From 9855aea21b6aec48b12cef3a1614e7796b970a73 Mon Sep 17 00:00:00 2001
From: Cody Yu <hao.yu.cody@gmail.com>
Date: Fri, 13 Dec 2024 17:08:23 -0800
Subject: [PATCH] [Bugfix][V1] Re-compute an entire block when fully cache hit
 (#11186)

Signed-off-by: Cody Yu <hao.yu.cody@gmail.com>
---
 vllm/v1/core/scheduler.py | 10 +++++++---
 1 file changed, 7 insertions(+), 3 deletions(-)

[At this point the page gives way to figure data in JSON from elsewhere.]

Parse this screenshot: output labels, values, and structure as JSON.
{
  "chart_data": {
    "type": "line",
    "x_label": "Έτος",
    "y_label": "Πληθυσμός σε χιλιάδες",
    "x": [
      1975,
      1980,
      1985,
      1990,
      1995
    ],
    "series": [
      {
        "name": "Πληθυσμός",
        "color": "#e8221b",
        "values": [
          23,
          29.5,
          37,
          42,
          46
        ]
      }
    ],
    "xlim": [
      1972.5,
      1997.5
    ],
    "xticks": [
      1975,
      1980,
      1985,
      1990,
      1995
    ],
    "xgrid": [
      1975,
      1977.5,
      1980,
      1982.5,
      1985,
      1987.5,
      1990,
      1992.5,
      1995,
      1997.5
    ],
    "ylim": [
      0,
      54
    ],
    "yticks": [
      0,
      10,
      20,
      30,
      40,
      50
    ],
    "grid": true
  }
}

diff --git a/vllm/v1/core/scheduler.py b/vllm/v1/core/scheduler.py
index a3e85c20cc664..f055eed77c372 100644
--- a/vllm/v1/core/scheduler.py
+++ b/vllm/v1/core/scheduler.py
@@ -199,9 +199,13 @@ def schedule(self) -> "SchedulerOutput":
                 if num_new_tokens == 0:
                     # The happens when prompt length is divisible by the block
                     # size and all blocks are cached. Now we force to recompute
-                    # the last token.
-                    num_computed_tokens -= 1
-                    num_new_tokens = 1
+                    # the last block. Note that we have to re-compute an entire
+                    # block because allocate_slots() assumes num_computed_tokens
+                    # is always a multiple of the block size. This limitation
+                    # can potentially be removed in the future to slightly
+                    # improve the performance.
+                    num_computed_tokens -= self.block_size
+                    num_new_tokens = self.block_size
                     computed_blocks.pop()
                 num_new_tokens = min(num_new_tokens, token_budget)
                 assert num_new_tokens > 0